For the last four years, Margaret Johnson, associate professor in the department of biological sciences, has led undergraduate students at The University of Alabama in cell research on inositol, an essential nutrient which plays a role in cell growth and regulation.
The research began when a former Ph.D. student from Jordan, Hana Dawood Ali Alebous, convinced Johnson that the mechanisms of inositol were worth seriously investigating.
Inositol has been used in therapy treatments for pregnant women and people with cancer, but Johnson’s research focuses on how the chemical affects birth defects like spina bifida. UAB hospital administers inositol to alleviate birth defect problems in premature babies. But despite its positive applications, Johnson said she believes the nutrient needs to be studied more.
“It’s a fantastic molecule, but we need to ask questions first,” Johnson said.
Over the summer, Johnson began teaching undergraduate students in her research lab to first understand the basics of inositol. In the process, they set out to determine how inositol affects two mutant phenotypes, one of which is involved in the expression of spina bifida.
“Even in the past few weeks, I’ve learned the importance of accuracy and having integrity in your research – you always have to keep yourself honest,” Lauren Loeb, a sophomore in Emerging Scholars, said.

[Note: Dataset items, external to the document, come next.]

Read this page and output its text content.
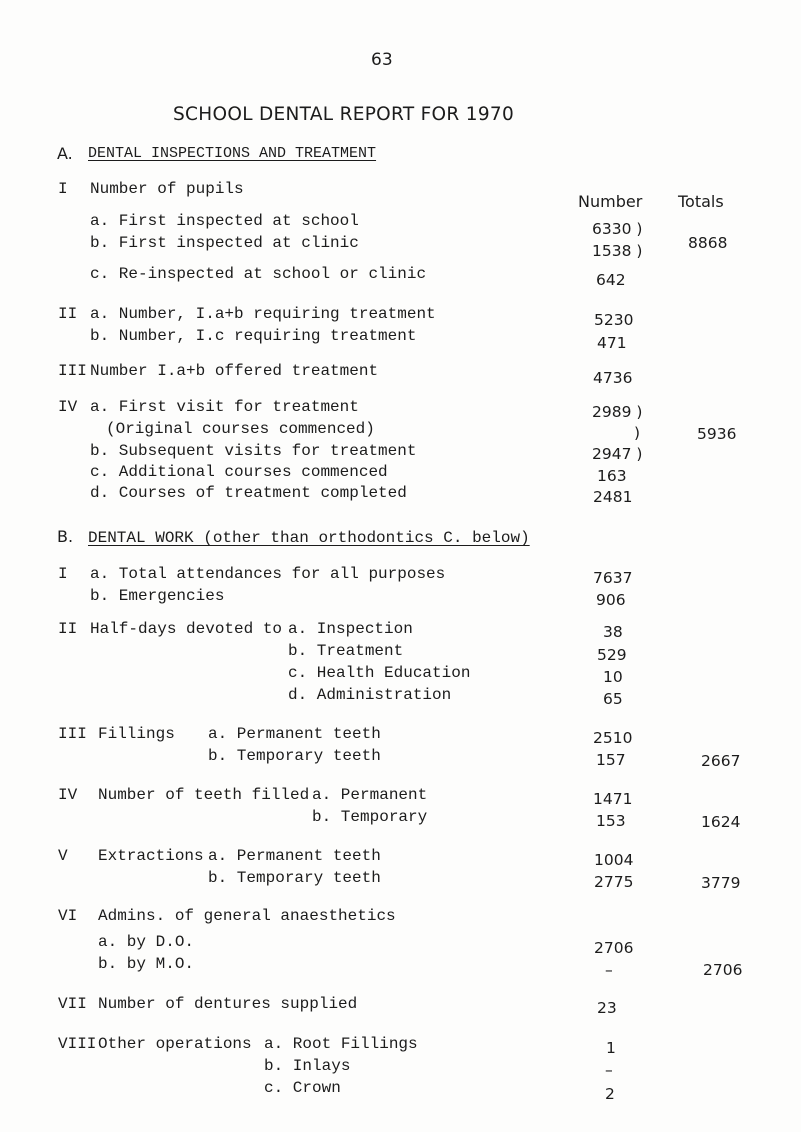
63
SCHOOL DENTAL REPORT FOR 1970
A. DENTAL INSPECTIONS AND TREATMENT
I Number of pupils
Number Totals
a. First inspected at school	6330 )
b. First inspected at clinic	1538 )	8868
c. Re-inspected at school or clinic	642
II a. Number, I.a+b requiring treatment	5230
b. Number, I.c requiring treatment	471
III Number I.a+b offered treatment	4736
IV a. First visit for treatment	2989 )
(Original courses commenced)	)	5936
b. Subsequent visits for treatment	2947 )
c. Additional courses commenced	163
d. Courses of treatment completed	2481
B. DENTAL WORK (other than orthodontics C. below)
I a. Total attendances for all purposes	7637
b. Emergencies	906
II Half-days devoted to a. Inspection	38
b. Treatment	529
c. Health Education	10
d. Administration	65
III Fillings a. Permanent teeth	2510
b. Temporary teeth	157	2667
IV Number of teeth filled a. Permanent	1471
b. Temporary	153	1624
V Extractions a. Permanent teeth	1004
b. Temporary teeth	2775	3779
VI Admins. of general anaesthetics
a. by D.O.	2706
b. by M.O.	–	2706
VII Number of dentures supplied	23
VIII Other operations a. Root Fillings	1
b. Inlays	–
c. Crown	2
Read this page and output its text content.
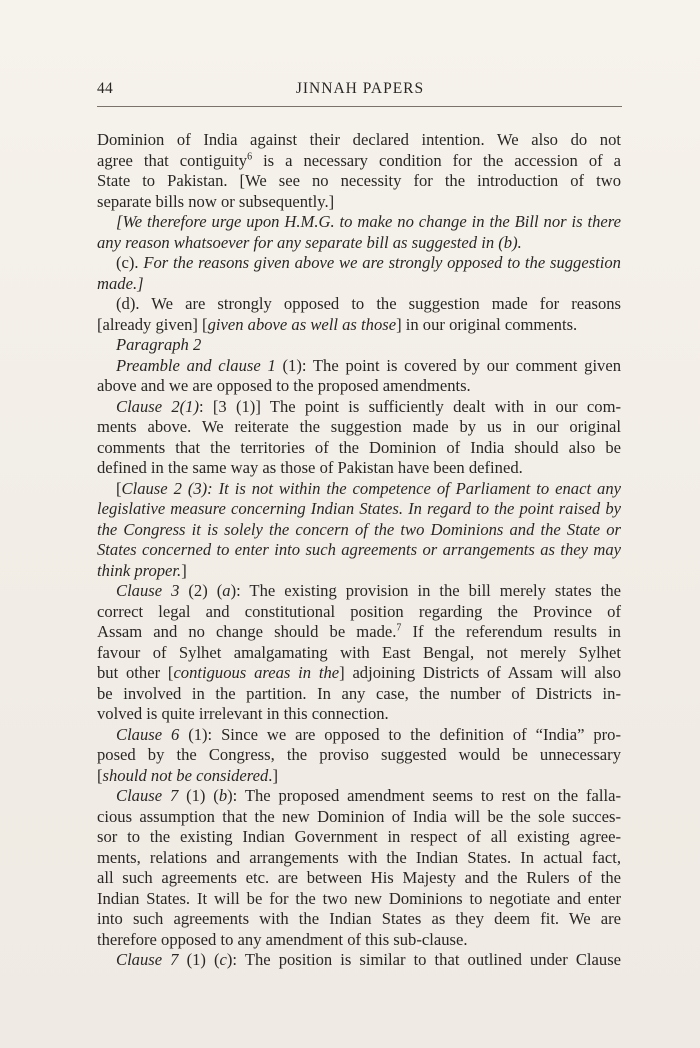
44	JINNAH PAPERS
Dominion of India against their declared intention. We also do not
agree that contiguity$^6$ is a necessary condition for the accession of a
State to Pakistan. [We see no necessity for the introduction of two
separate bills now or subsequently.]
[We therefore urge upon H.M.G. to make no change in the Bill nor is there
any reason whatsoever for any separate bill as suggested in (b).
(c). For the reasons given above we are strongly opposed to the suggestion
made.]
(d). We are strongly opposed to the suggestion made for reasons
[already given] [given above as well as those] in our original comments.
Paragraph 2
Preamble and clause 1 (1): The point is covered by our comment given
above and we are opposed to the proposed amendments.
Clause 2(1): [3 (1)] The point is sufficiently dealt with in our com-
ments above. We reiterate the suggestion made by us in our original
comments that the territories of the Dominion of India should also be
defined in the same way as those of Pakistan have been defined.
[Clause 2 (3): It is not within the competence of Parliament to enact any
legislative measure concerning Indian States. In regard to the point raised by
the Congress it is solely the concern of the two Dominions and the State or
States concerned to enter into such agreements or arrangements as they may
think proper.]
Clause 3 (2) (a): The existing provision in the bill merely states the
correct legal and constitutional position regarding the Province of
Assam and no change should be made.$^7$ If the referendum results in
favour of Sylhet amalgamating with East Bengal, not merely Sylhet
but other [contiguous areas in the] adjoining Districts of Assam will also
be involved in the partition. In any case, the number of Districts in-
volved is quite irrelevant in this connection.
Clause 6 (1): Since we are opposed to the definition of “India” pro-
posed by the Congress, the proviso suggested would be unnecessary
[should not be considered.]
Clause 7 (1) (b): The proposed amendment seems to rest on the falla-
cious assumption that the new Dominion of India will be the sole succes-
sor to the existing Indian Government in respect of all existing agree-
ments, relations and arrangements with the Indian States. In actual fact,
all such agreements etc. are between His Majesty and the Rulers of the
Indian States. It will be for the two new Dominions to negotiate and enter
into such agreements with the Indian States as they deem fit. We are
therefore opposed to any amendment of this sub-clause.
Clause 7 (1) (c): The position is similar to that outlined under Clause
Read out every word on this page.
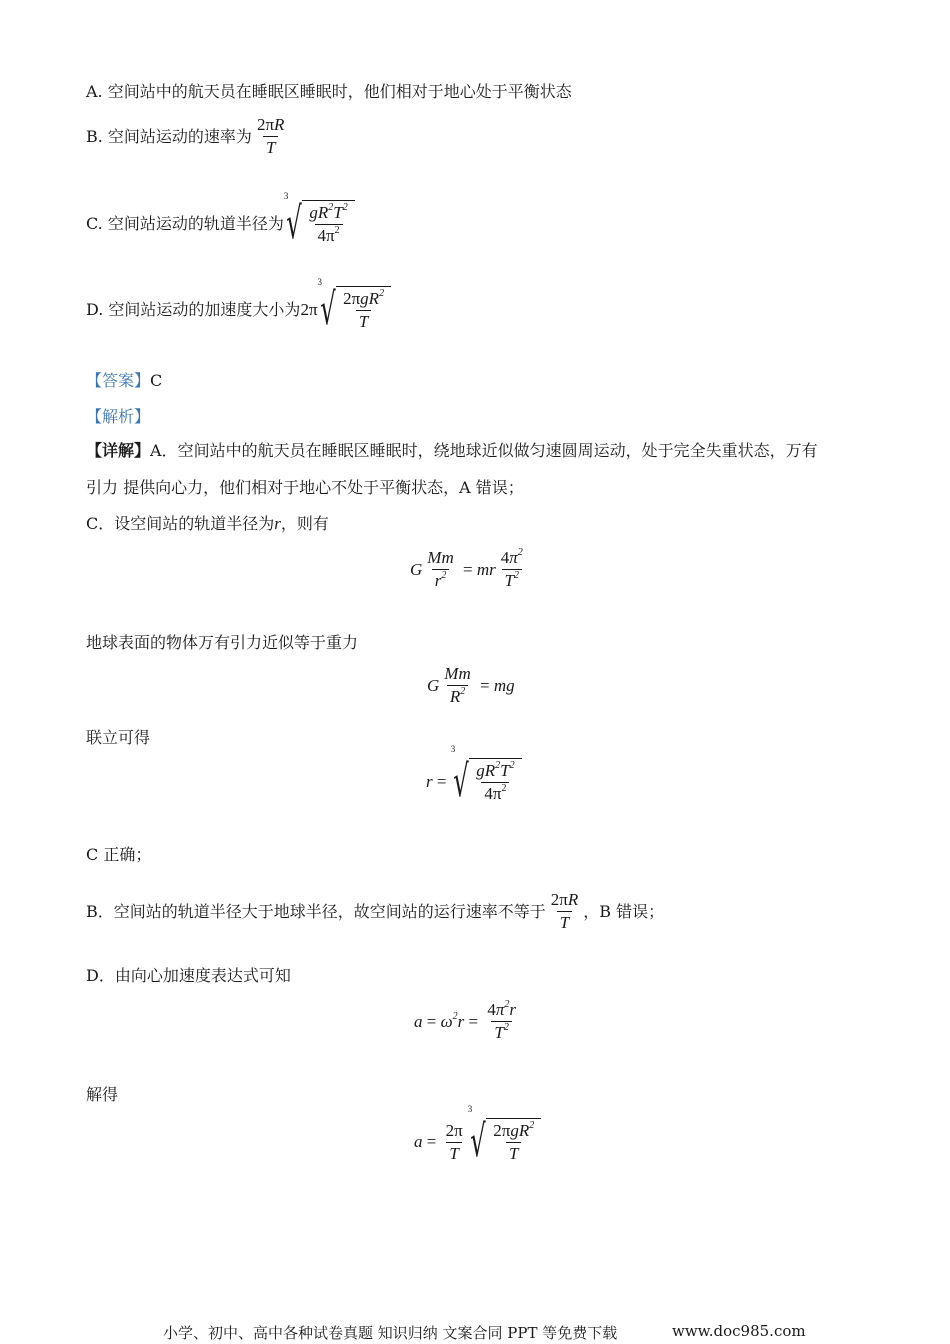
A. 空间站中的航天员在睡眠区睡眠时，他们相对于地心处于平衡状态
B. 空间站运动的速率为 $\frac{2\pi R}{T}$
C. 空间站运动的轨道半径为
3
√ $\frac{gR^2T^2}{4\pi^2}$
D. 空间站运动的加速度大小为 2π
3
√ $\frac{2\pi gR^2}{T}$
【答案】C
【解析】
【详解】A．空间站中的航天员在睡眠区睡眠时，绕地球近似做匀速圆周运动，处于完全失重状态，万有
引力 提供向心力，他们相对于地心不处于平衡状态，A 错误；
C．设空间站的轨道半径为r，则有
G $\frac{Mm}{r^2}$ = mr $\frac{4\pi^2}{T^2}$
地球表面的物体万有引力近似等于重力
G $\frac{Mm}{R^2}$ = mg
联立可得
r =
3
√ $\frac{gR^2T^2}{4\pi^2}$
C 正确；
B．空间站的轨道半径大于地球半径，故空间站的运行速率不等于 $\frac{2\pi R}{T}$ ，B 错误；
D．由向心加速度表达式可知
$a = \omega^2r = \frac{4\pi^2r}{T^2}$
解得
$a = \frac{2\pi}{T}$
3
√ $\frac{2\pi gR^2}{T}$
小学、初中、高中各种试卷真题 知识归纳 文案合同 PPT 等免费下载	www.doc985.com
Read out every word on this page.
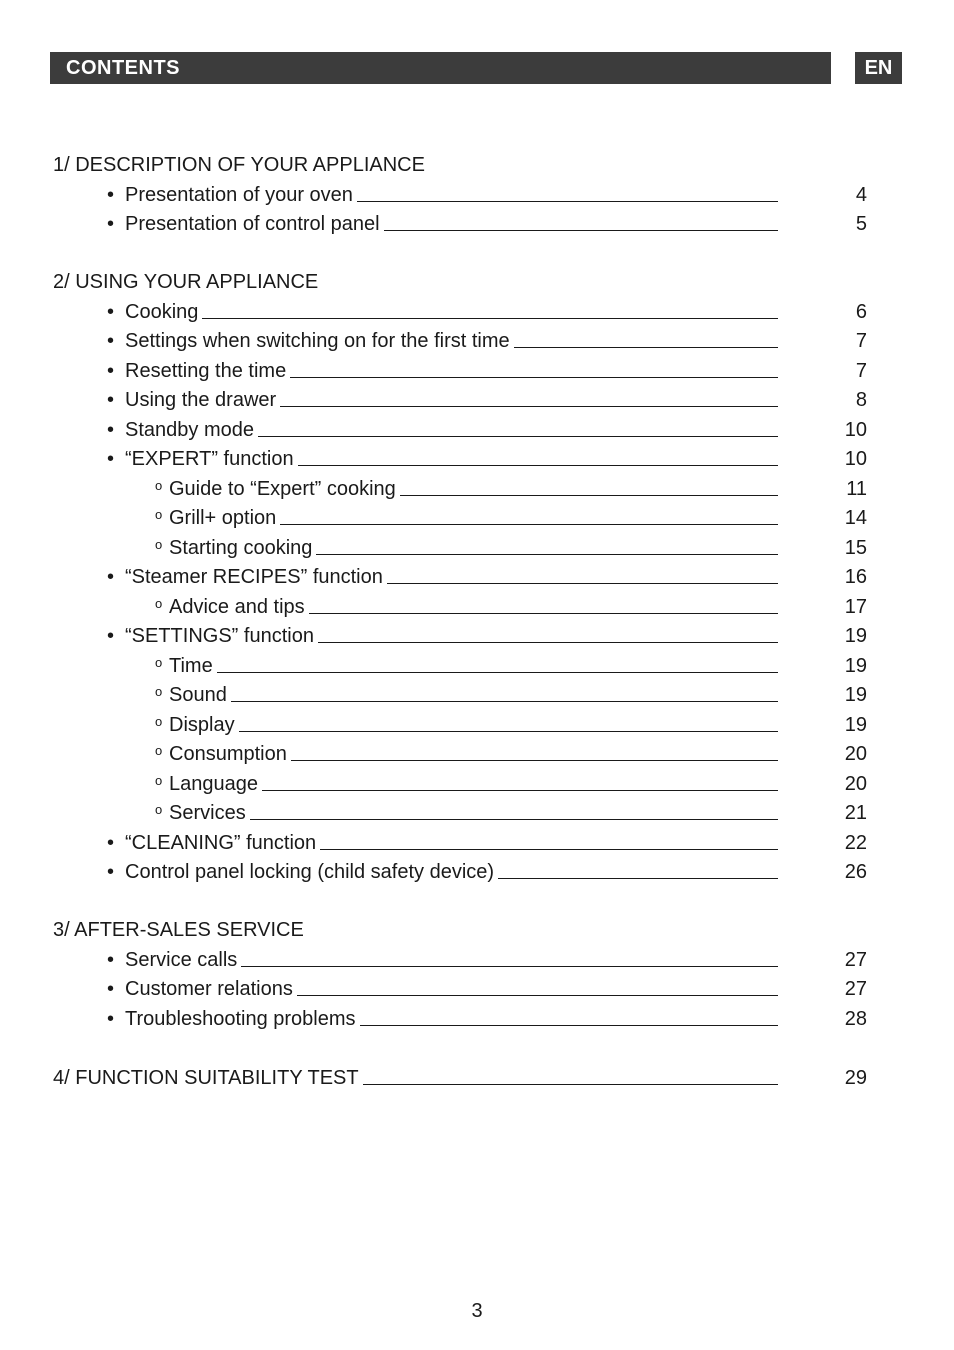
CONTENTS	EN
1/ DESCRIPTION OF YOUR APPLIANCE
• Presentation of your oven	4
• Presentation of control panel	5
2/ USING YOUR APPLIANCE
• Cooking	6
• Settings when switching on for the first time	7
• Resetting the time	7
• Using the drawer	8
• Standby mode	10
• “EXPERT” function	10
o Guide to “Expert” cooking	11
o Grill+ option	14
o Starting cooking	15
• “Steamer RECIPES” function	16
o Advice and tips	17
• “SETTINGS” function	19
o Time	19
o Sound	19
o Display	19
o Consumption	20
o Language	20
o Services	21
• “CLEANING” function	22
• Control panel locking (child safety device)	26
3/ AFTER-SALES SERVICE
• Service calls	27
• Customer relations	27
• Troubleshooting problems	28
4/ FUNCTION SUITABILITY TEST	29
3
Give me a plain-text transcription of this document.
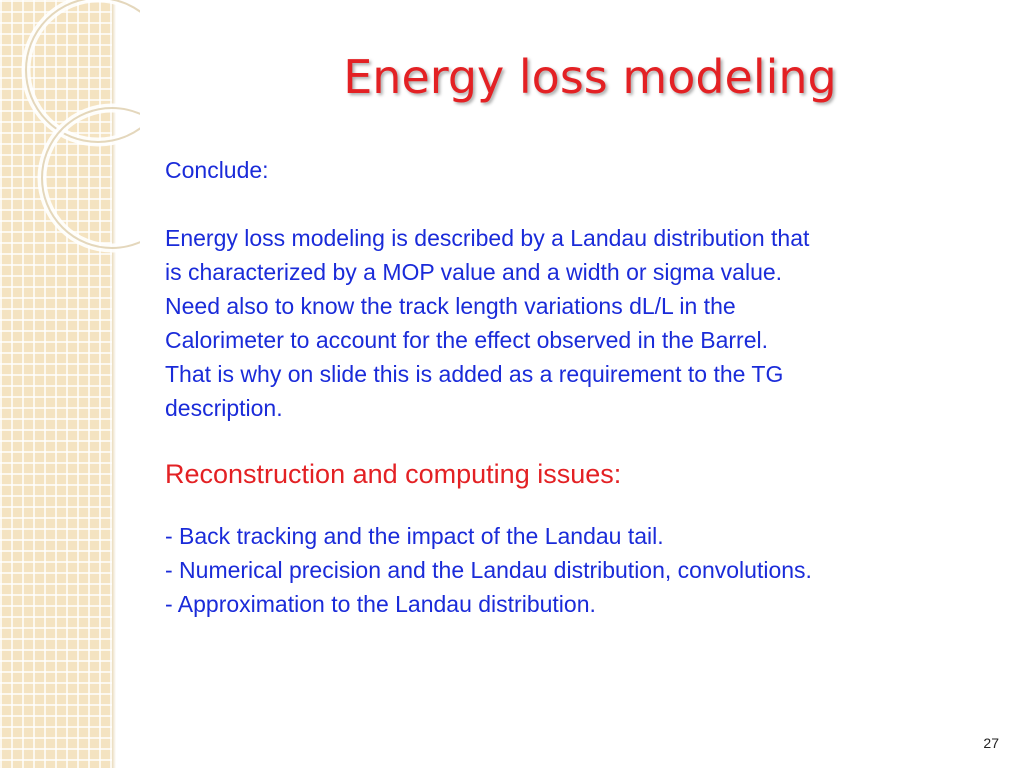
Energy loss modeling

Conclude:

Energy loss modeling is described by a Landau distribution that

is characterized by a MOP value and a width or sigma value.

Need also to know the track length variations dL/L in the

Calorimeter to account for the effect observed in the Barrel.

That is why on slide this is added as a requirement to the TG

description.

Reconstruction and computing issues:

- Back tracking and the impact of the Landau tail.

- Numerical precision and the Landau distribution, convolutions.

- Approximation to the Landau distribution.

27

Spina bifida is a defect in the neural tube of babies that can cause physical and sometimes mental damage. According to the Center for Disease Control and Prevention, one out of every 2,500 births per year in the United States is affected by it, with even more in other countries.
Even though animal cell research is expensive, Alebous wrote to the Jackson Laboratory, a leading genetics research lab, and explained her hypothesis. They then sent her 77 mouse brains, each of which she dissected into three regions. Newborn, young and adult curly tail mice were tested, until they discovered that spina bifida only appeared in adults.
“We all thought that just because everything looked normal in the brain, it was normal, but that was not the case,” Johnson said.
They saw that of two mutant phenotypes in the mouse brain, one had the ability to regulate levels of inositol while the other did not and eventually developed spina bifida.
“That sent us on the hunt for the exact factor,” Johnson said.
In a computer program that predicts factors that will affect phenotypes, the factor HES-1 was predicted to regulate inositol. After Johnson received a gene plasma from a group in Canada, undergraduate students began testing whether the factor binds with different controls to regulate the nutrient.
“This semester I have fantastic undergraduates that are providing controls to see if the factor predicting the bind on the computer program is right,” Johnson said.
Johnson’s students are preparing a presentation for spring semester about what they’ve learned in the research labs. She said she plans to publish a paper about her findings as soon as they finish testing all the controls to determine if HES-1 is truly the factor that regulates inositol.
“You can have your hypothesis, but let the data speak for itself,” Shymeria Toombs, a postgraduate working with Johnson on undergraduate research, said.
Alebous is now studying a prominent outcrop of spina bifida in Jordan, but her interest in inositol stays with Johnson and her students. They hope to be able to better understand how the chemical works so that it can be safely administered and, hopefully, alleviate the effects of spina bifida.